Monday, November 18, 2013

The Spinning Heart

Irish authors are making their presence felt!   Following rapidly on the success of Eimear McBride in the Goldsmiths Award, Donal Ryan has now been nominated, as one of six authors, with The Spinning Heart in the Guardian 2013 First Book award.   The winner will be announced at Tate Modern on 28 November. 

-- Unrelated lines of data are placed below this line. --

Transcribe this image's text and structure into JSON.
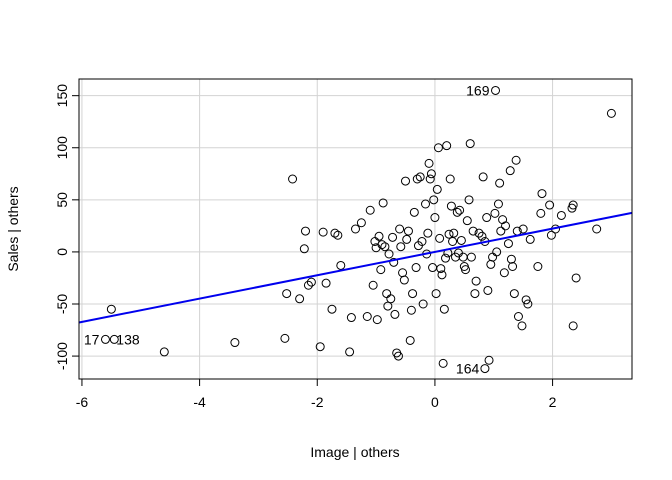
{
  "chart_data": {
    "type": "scatter",
    "title": "",
    "xlabel": "Image | others",
    "ylabel": "Sales  | others",
    "xlim": [
      -6.05,
      3.35
    ],
    "ylim": [
      -122,
      166
    ],
    "x_ticks": [
      -6,
      -4,
      -2,
      0,
      2
    ],
    "y_ticks": [
      -100,
      -50,
      0,
      50,
      100,
      150
    ],
    "x_tick_labels": [
      "-6",
      "-4",
      "-2",
      "0",
      "2"
    ],
    "y_tick_labels": [
      "-100",
      "-50",
      "0",
      "50",
      "100",
      "150"
    ],
    "grid": true,
    "regression_line": {
      "color": "#0000ee",
      "intercept": 0.0,
      "slope": 11.2
    },
    "labeled_points": [
      {
        "label": "169",
        "x": 1.03,
        "y": 155
      },
      {
        "label": "138",
        "x": -5.45,
        "y": -84
      },
      {
        "label": "17",
        "x": -5.6,
        "y": -84
      },
      {
        "label": "164",
        "x": 0.85,
        "y": -112
      }
    ],
    "points": [
      [
        3.0,
        133
      ],
      [
        2.75,
        22
      ],
      [
        2.4,
        -25
      ],
      [
        2.35,
        45
      ],
      [
        2.33,
        42
      ],
      [
        2.35,
        -71
      ],
      [
        2.15,
        35
      ],
      [
        2.05,
        22
      ],
      [
        1.98,
        16
      ],
      [
        1.95,
        45
      ],
      [
        1.82,
        56
      ],
      [
        1.8,
        37
      ],
      [
        1.75,
        -14
      ],
      [
        1.62,
        12
      ],
      [
        1.55,
        -46
      ],
      [
        1.58,
        -50
      ],
      [
        1.5,
        22
      ],
      [
        1.48,
        -71
      ],
      [
        1.42,
        -62
      ],
      [
        1.4,
        20
      ],
      [
        1.38,
        88
      ],
      [
        1.35,
        -40
      ],
      [
        1.32,
        -14
      ],
      [
        1.3,
        -7
      ],
      [
        1.28,
        78
      ],
      [
        1.25,
        8
      ],
      [
        1.2,
        25
      ],
      [
        1.18,
        -20
      ],
      [
        1.15,
        31
      ],
      [
        1.12,
        20
      ],
      [
        1.1,
        66
      ],
      [
        1.08,
        46
      ],
      [
        1.05,
        0
      ],
      [
        1.02,
        37
      ],
      [
        0.98,
        -5
      ],
      [
        0.95,
        -12
      ],
      [
        0.92,
        -104
      ],
      [
        0.9,
        -37
      ],
      [
        0.88,
        33
      ],
      [
        0.85,
        10
      ],
      [
        0.82,
        72
      ],
      [
        0.8,
        15
      ],
      [
        0.75,
        18
      ],
      [
        0.7,
        -28
      ],
      [
        0.68,
        -40
      ],
      [
        0.65,
        20
      ],
      [
        0.62,
        -5
      ],
      [
        0.6,
        104
      ],
      [
        0.58,
        50
      ],
      [
        0.55,
        30
      ],
      [
        0.52,
        -17
      ],
      [
        0.5,
        -14
      ],
      [
        0.48,
        -5
      ],
      [
        0.45,
        11
      ],
      [
        0.42,
        40
      ],
      [
        0.4,
        -1
      ],
      [
        0.38,
        38
      ],
      [
        0.35,
        -5
      ],
      [
        0.32,
        18
      ],
      [
        0.3,
        10
      ],
      [
        0.28,
        44
      ],
      [
        0.26,
        70
      ],
      [
        0.24,
        17
      ],
      [
        0.22,
        -1
      ],
      [
        0.2,
        102
      ],
      [
        0.18,
        -6
      ],
      [
        0.16,
        -55
      ],
      [
        0.14,
        -107
      ],
      [
        0.12,
        -22
      ],
      [
        0.1,
        -16
      ],
      [
        0.08,
        13
      ],
      [
        0.06,
        100
      ],
      [
        0.04,
        60
      ],
      [
        0.02,
        -40
      ],
      [
        0.0,
        33
      ],
      [
        -0.02,
        50
      ],
      [
        -0.04,
        -15
      ],
      [
        -0.06,
        75
      ],
      [
        -0.08,
        70
      ],
      [
        -0.1,
        85
      ],
      [
        -0.12,
        18
      ],
      [
        -0.14,
        -2
      ],
      [
        -0.16,
        46
      ],
      [
        -0.2,
        -50
      ],
      [
        -0.22,
        10
      ],
      [
        -0.25,
        72
      ],
      [
        -0.28,
        6
      ],
      [
        -0.3,
        70
      ],
      [
        -0.32,
        -15
      ],
      [
        -0.35,
        38
      ],
      [
        -0.38,
        -40
      ],
      [
        -0.4,
        -56
      ],
      [
        -0.42,
        -85
      ],
      [
        -0.45,
        20
      ],
      [
        -0.48,
        12
      ],
      [
        -0.5,
        68
      ],
      [
        -0.52,
        -27
      ],
      [
        -0.55,
        -20
      ],
      [
        -0.58,
        5
      ],
      [
        -0.6,
        22
      ],
      [
        -0.62,
        -100
      ],
      [
        -0.65,
        -97
      ],
      [
        -0.68,
        -60
      ],
      [
        -0.7,
        -10
      ],
      [
        -0.72,
        14
      ],
      [
        -0.75,
        -45
      ],
      [
        -0.78,
        -2
      ],
      [
        -0.8,
        -52
      ],
      [
        -0.82,
        -40
      ],
      [
        -0.85,
        5
      ],
      [
        -0.88,
        47
      ],
      [
        -0.9,
        7
      ],
      [
        -0.92,
        -17
      ],
      [
        -0.95,
        15
      ],
      [
        -0.98,
        -65
      ],
      [
        -1.0,
        4
      ],
      [
        -1.02,
        10
      ],
      [
        -1.05,
        -32
      ],
      [
        -1.1,
        40
      ],
      [
        -1.15,
        -62
      ],
      [
        -1.25,
        28
      ],
      [
        -1.35,
        22
      ],
      [
        -1.42,
        -63
      ],
      [
        -1.45,
        -96
      ],
      [
        -1.6,
        -13
      ],
      [
        -1.65,
        16
      ],
      [
        -1.7,
        18
      ],
      [
        -1.75,
        -55
      ],
      [
        -1.85,
        -30
      ],
      [
        -1.9,
        19
      ],
      [
        -1.95,
        -91
      ],
      [
        -2.1,
        -29
      ],
      [
        -2.15,
        -32
      ],
      [
        -2.2,
        20
      ],
      [
        -2.22,
        3
      ],
      [
        -2.3,
        -45
      ],
      [
        -2.42,
        70
      ],
      [
        -2.52,
        -40
      ],
      [
        -2.55,
        -83
      ],
      [
        -3.4,
        -87
      ],
      [
        -4.6,
        -96
      ],
      [
        -5.5,
        -55
      ]
    ]
  }
}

Already a winner of Book of the Year at the Irish Book Awards 2012 and long listed for the Man Booker Prize, Donal Ryan has written an intriguing and very original spin on the effects of the recession in Ireland.   But it is also much more than just the effects of the recession.   The book is set in a village in Ireland where a local developer, Pokey Burke, has crashed and disappeared leaving unpaid bills and wages, a situation devastating for the locals.   But like any village, its not just all about work - there are local antagonisms, resentments, fears and, above all, tremendous stress in relationships leading eventually to both a murder and a kidnap.   Ryan himself said that 'there's a marriage at the centre of The Spinning Heart, and a relationship between a father and son, and they're what I was most concerned with'.   And that is the triumph of the book - we have lived and are living the recession, we've bought several of the t-shirts and might think we have read enough about it.   But this is different.  There are 21 characters involved and Ryan has given each one of them a chapter and I have to say that the quickest you can read this book - its only 150 pages - the better as it makes more impact when one can remember clearly the different sentiments expressed by each character.   This format that Ryan has chosen gives a new insight into the lives and thoughts of a disparate group of villagers and their relationships with each other, their jealousies and desires.   That between Bobby Mahon, one of the leading characters, and his father is told with huge skill and not a little surprise and will certainly give you pause for thought.

Ryan writes with a delicacy and perfection that is a pleasure to read.   He captures a world reminiscent of McGahern though with none of that grim misery.   As with many short novels, the language is spare and precise and yet he gives us a complex and involved narrative superior to many books twice its length.   Definitely worth a read.